Démilitarisation du régime, liberté de la presse, libération des détenus, sont les questions centrales autour desquelles s’articule l’émulation protestataire pour ce 39ème vendredi consécutif de manifestations, malgré les basses températures.
À 48 heures de l’ouverture de la campagne de la présidentielle prévue le 12 décembre, les Algériens sont à nouveau descendus massivement dans la rue pour dire non à un scrutin destiné selon eux à consacrer l’emprise des thuriféraires du pouvoir. C’est avec un état d’esprit empreint d’une très large colère que les manifestants sont sortis dans la rue, malgré les aléas climatiques, bravant les forces antiémeutes pour exprimer leur mécontentement face à la tenue du scrutin présidentiel.
Après avoir obtenu en avril le départ de la magistrature suprême d’Abdelaziz Bouteflika, au pouvoir depuis 1999, le mouvement de contestation inédit déclenché le 22 février, n’a pas été vidé de sa force mobilisatrice.
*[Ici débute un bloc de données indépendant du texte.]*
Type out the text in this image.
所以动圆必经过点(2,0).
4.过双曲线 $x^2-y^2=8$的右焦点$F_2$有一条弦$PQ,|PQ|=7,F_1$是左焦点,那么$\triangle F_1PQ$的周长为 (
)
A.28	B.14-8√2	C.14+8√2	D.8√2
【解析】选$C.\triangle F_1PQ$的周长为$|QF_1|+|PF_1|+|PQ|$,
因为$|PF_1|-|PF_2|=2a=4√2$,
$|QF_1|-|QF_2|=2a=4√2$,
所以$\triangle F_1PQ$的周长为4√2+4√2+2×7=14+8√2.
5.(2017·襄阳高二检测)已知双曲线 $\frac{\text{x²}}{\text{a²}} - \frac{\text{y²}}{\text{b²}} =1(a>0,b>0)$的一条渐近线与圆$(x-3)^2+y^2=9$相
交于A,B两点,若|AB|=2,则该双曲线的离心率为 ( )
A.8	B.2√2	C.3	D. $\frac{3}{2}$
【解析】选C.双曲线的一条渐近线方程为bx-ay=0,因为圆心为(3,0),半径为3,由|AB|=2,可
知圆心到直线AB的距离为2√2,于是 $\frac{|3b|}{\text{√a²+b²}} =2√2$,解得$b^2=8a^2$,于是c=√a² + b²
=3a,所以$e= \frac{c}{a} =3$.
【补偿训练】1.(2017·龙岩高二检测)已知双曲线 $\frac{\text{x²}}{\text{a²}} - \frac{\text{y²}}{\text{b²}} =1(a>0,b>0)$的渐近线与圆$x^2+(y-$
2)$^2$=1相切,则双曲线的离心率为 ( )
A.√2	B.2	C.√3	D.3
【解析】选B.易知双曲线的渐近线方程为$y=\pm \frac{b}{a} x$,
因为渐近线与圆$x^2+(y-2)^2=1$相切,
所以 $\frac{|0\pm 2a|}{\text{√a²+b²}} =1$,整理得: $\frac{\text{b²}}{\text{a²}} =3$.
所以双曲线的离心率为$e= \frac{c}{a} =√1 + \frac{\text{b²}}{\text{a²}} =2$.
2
Malgré aussi la centaine d’arrestations de manifestants, militants et journalistes depuis juin, et une vague de répression des manifestations entamée peu après l’annulation, faute de candidats, d’une première présidentielle le 4 juillet.
Une centaine de journalistes se ont pris part à la marche, portant un brassard blanc sur lequel était noté « journaliste libre », pour dénoncer les «intimidations et menaces» contre la presse.
« Ahmed Gaïd Salah, dégage ! », ont scandé à nouveau les manifestants à l’adresse du chef d’état-major de l’armée, homme fort de fait du pays depuis l’écartement de Bouteflika. « Les élections n’auront pas lieu ! », ont déclamé également les manifestants qui ont vilipendé la nouvelle loi pétrolière, adopté le 14 novembre et dont le projet avait été longtemps bloqué par diverses oppositions. Elle est la décision économique qui a soulevé le plus de polémique en Algérie. Le projet, entouré de rumeurs notamment sur la privatisation de la Société nationale pour le transport, la production et la commercialisation des hydrocarbures (Sonatrach) est accusé de vouloir céder les richesses énergétiques du p aux multinationales. Le gouvernement algérien, exécutif d’un plan sans réel processus d’élaboration des décisions, communique laconiquement et mal.
Les manifestants jugent «opaque» l’élaboration des politiques jugées stratégiques et contestent les détenteurs du «pouvoir réel», surtout le commandement militaire qui joue dans l’ombre un rôle politique ou économique capital dans la formation des décisions au détriment des pouvoirs publics.
Des panneaux électoraux ont commencé à être recouverts de slogans hostiles au vote, selon des images publiées sur les plates-formes des réseaux sociaux, où des appels à perturber le déplacement des candidats commencent également à être répandus.Cinq candidats sont en lice, tous ayant participé aux 20 ans de présidence Bouteflika ou l’ayant soutenu, parmi lesquels les ex-Premiers ministres Ali Benflis et Abdelmajid Tebboune, des septuagénaires qui font office de favoris de cette échéance.
Dans la perspective politique actuelle, l’abstention obéit à une toute autre logique. Ce n’est pas le désintéressement qui préside à l’abstention mais la perception que les citoyens ont du vote. Aussi choisiraient-ils, en toute connaissance de cause, de ne pas voter, en raison « l’intégrité morale douteuse » des candidats issus de structures impopulaires. De nombreux manifestants sont venus la veille de province pour éviter les barrages de gendarmerie qui, chaque vendredi, ralentissent ou bloquent le trafic aux entrées d’Alger.